Judging by the most popular petitions filed with the White House, here are Americans' top demands of President Obama:
Legally recognize Westboro Baptist Church as a hate group.
File charges against the 47 Republican senators who wrote a letter to Iran to undermine the nuclear deal.
Deport Justin Bieber and revoke his green card.
Extradite Twin Cities dentist Walter Palmer to Zimbabwe for killing Cecil the Lion.
These demands are among the six that received more than 200,000 electronic signatures on the White House We the People petition website, an experiment in direct democracy now in its fifth year. Anybody can start a petition, but it has to gain 150 signatures before it becomes public on the website, and then reach a threshold of signatures (currently 100,000) within 30 days to elicit a response from the administration.

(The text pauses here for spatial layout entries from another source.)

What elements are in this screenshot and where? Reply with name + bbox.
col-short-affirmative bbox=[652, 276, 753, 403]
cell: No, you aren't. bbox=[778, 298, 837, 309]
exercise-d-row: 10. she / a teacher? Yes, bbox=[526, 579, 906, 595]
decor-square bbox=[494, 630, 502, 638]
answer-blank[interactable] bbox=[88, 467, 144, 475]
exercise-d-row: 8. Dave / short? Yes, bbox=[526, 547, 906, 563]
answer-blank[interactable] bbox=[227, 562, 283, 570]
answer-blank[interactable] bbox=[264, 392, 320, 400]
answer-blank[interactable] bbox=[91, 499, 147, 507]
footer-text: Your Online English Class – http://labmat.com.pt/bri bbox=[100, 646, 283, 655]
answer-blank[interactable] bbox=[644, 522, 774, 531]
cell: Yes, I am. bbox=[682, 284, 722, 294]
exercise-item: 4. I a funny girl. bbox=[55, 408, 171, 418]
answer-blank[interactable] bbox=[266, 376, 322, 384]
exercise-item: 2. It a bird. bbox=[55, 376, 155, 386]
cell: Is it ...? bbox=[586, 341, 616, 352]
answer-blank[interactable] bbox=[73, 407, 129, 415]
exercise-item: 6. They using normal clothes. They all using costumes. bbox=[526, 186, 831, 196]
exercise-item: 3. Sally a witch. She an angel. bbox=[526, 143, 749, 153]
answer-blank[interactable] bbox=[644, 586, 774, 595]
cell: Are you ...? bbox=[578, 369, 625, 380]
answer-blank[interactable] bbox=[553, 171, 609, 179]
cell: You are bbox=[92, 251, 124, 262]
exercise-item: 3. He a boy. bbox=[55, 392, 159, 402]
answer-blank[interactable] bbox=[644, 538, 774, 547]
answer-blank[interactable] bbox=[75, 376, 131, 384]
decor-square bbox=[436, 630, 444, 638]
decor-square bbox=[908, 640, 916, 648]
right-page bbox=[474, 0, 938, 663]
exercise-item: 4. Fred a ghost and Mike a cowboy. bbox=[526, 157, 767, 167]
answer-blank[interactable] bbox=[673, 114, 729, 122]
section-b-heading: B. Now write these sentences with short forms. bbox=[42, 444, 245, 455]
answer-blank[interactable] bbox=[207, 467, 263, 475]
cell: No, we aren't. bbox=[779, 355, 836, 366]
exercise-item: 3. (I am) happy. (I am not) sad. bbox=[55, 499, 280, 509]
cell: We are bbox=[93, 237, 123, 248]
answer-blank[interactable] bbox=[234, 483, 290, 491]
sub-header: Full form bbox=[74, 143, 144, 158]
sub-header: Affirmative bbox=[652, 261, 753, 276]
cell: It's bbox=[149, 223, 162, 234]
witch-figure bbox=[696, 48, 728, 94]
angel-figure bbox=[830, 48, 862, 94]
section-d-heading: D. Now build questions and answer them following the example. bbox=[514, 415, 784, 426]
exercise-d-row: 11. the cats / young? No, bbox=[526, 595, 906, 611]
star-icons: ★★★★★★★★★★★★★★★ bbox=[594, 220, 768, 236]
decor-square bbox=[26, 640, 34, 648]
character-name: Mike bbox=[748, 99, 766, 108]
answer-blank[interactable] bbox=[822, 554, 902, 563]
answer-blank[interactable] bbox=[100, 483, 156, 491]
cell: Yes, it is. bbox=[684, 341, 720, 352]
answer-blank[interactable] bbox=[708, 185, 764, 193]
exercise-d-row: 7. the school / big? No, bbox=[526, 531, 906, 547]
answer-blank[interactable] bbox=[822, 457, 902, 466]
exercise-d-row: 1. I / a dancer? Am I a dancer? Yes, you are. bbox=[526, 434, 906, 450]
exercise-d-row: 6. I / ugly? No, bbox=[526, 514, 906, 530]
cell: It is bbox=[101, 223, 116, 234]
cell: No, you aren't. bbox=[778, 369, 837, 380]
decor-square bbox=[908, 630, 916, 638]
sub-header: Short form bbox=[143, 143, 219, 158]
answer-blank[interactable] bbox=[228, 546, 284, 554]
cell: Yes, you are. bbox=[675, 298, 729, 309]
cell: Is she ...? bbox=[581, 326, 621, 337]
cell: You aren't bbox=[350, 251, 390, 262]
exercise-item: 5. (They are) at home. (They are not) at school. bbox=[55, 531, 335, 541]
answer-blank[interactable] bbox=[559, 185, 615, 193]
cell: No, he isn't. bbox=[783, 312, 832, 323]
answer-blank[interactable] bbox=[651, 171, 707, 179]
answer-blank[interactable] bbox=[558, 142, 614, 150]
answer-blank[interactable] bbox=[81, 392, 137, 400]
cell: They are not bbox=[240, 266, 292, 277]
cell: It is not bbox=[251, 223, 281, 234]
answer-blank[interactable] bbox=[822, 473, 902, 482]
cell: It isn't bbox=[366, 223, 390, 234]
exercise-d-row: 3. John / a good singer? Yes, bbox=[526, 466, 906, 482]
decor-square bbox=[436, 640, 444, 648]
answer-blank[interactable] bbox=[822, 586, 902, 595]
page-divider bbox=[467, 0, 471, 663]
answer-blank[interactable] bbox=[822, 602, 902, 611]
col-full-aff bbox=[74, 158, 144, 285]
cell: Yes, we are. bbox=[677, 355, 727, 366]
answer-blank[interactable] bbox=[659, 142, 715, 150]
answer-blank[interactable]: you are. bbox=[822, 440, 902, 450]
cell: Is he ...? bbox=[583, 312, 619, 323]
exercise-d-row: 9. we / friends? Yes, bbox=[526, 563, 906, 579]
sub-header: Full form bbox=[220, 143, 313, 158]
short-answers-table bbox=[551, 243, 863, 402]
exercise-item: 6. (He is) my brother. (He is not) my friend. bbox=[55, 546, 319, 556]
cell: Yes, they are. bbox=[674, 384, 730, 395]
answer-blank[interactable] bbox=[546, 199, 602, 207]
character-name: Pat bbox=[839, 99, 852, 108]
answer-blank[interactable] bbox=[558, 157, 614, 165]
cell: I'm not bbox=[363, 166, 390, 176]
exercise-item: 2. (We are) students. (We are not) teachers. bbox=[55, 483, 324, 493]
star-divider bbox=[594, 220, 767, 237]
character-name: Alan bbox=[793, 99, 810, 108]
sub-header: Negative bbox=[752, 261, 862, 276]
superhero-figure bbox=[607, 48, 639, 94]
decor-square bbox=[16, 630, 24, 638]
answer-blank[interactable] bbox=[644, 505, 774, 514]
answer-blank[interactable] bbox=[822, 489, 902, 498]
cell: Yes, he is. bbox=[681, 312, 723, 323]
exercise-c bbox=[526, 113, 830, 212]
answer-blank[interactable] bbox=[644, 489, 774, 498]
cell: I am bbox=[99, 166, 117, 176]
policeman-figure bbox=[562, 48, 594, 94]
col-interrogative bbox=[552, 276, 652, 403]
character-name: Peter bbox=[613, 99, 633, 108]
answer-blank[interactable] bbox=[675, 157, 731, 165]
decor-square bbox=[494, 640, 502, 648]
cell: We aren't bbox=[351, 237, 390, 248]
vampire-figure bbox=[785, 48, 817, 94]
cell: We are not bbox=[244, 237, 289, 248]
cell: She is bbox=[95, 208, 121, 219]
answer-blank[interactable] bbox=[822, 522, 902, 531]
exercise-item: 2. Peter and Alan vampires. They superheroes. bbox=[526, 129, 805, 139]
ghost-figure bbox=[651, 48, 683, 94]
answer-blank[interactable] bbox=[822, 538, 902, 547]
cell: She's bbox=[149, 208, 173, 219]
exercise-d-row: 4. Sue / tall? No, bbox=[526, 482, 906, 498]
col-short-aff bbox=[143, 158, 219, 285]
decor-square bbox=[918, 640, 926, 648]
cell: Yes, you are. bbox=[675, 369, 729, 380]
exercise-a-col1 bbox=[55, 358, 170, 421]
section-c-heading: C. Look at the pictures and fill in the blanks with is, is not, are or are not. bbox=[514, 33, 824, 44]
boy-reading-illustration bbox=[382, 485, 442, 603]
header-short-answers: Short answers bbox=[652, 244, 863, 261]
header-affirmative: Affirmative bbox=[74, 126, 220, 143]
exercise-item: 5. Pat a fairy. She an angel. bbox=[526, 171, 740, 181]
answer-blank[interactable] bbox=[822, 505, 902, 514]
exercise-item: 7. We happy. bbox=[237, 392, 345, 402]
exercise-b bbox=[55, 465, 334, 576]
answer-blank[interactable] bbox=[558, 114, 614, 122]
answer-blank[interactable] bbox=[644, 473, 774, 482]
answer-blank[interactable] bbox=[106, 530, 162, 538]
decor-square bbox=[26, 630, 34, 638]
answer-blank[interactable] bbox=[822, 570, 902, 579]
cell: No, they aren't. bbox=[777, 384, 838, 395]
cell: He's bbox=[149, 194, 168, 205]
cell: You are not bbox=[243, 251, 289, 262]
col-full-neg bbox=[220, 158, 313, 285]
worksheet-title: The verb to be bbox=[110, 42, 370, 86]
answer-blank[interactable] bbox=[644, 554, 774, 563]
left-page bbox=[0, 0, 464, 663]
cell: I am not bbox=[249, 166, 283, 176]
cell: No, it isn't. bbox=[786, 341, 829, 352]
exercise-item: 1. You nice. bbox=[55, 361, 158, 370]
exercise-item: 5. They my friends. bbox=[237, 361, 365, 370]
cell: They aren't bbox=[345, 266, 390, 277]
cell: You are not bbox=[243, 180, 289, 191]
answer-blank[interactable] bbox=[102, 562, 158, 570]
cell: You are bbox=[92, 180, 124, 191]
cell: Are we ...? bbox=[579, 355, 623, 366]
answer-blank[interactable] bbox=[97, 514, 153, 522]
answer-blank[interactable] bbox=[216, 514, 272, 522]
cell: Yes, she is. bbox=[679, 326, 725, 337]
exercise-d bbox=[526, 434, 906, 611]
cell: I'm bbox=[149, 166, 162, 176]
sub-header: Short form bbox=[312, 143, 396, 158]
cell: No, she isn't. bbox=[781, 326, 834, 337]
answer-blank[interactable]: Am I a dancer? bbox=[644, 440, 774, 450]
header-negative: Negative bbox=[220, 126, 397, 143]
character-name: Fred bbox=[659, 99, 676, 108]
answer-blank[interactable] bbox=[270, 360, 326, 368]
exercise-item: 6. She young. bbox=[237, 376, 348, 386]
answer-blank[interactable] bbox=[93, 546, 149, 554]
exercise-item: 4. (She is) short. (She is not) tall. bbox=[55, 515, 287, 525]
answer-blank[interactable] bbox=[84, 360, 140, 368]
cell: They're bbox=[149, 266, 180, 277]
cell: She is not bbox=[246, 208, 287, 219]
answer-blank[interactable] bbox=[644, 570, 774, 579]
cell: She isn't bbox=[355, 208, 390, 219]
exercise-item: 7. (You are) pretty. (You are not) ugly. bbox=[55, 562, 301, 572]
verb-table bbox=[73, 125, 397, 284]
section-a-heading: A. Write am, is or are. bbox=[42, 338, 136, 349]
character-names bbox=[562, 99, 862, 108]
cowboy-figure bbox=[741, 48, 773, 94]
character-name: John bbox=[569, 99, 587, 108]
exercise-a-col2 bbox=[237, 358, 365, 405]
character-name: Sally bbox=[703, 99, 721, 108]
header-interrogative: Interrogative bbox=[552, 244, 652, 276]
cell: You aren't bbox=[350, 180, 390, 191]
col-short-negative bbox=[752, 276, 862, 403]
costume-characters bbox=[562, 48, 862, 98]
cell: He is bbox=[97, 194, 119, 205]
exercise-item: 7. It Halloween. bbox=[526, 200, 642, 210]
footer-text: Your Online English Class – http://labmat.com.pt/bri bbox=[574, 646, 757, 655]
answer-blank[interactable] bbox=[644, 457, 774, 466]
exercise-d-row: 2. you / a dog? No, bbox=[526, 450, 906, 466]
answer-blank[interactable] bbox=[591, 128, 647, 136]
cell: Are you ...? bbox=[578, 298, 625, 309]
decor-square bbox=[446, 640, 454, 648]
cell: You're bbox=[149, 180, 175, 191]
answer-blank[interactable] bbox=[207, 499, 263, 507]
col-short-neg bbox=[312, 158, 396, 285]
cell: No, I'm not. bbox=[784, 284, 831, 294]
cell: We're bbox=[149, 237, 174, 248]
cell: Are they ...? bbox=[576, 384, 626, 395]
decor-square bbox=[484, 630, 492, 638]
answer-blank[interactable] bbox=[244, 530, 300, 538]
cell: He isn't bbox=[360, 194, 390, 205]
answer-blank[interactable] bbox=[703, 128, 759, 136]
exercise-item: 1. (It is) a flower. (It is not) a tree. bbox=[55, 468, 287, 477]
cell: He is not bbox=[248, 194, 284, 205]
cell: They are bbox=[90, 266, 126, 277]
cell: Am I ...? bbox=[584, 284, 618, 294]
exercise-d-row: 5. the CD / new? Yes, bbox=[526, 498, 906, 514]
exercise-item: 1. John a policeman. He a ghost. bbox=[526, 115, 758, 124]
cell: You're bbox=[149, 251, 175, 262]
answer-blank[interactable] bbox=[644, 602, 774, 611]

Only 275 have earned a response, out of more than 411,000 petitions filed since 2011. The Obama administration credits We the People petitions for leading to policy changes on such issues as unlocking cellphones and cracking down on puppy mills. But they haven't unleashed a flood of executive orders or dramatic reforms. Immigration has no plans to send Justin Bieber back to Canada, despite the 273,968 signers who call him a "terrible influence" on young people.
J.H. Snider, a public policy researcher who has studied We the People, called the petition site "a gem in the rough" that has so far fallen short of its promise.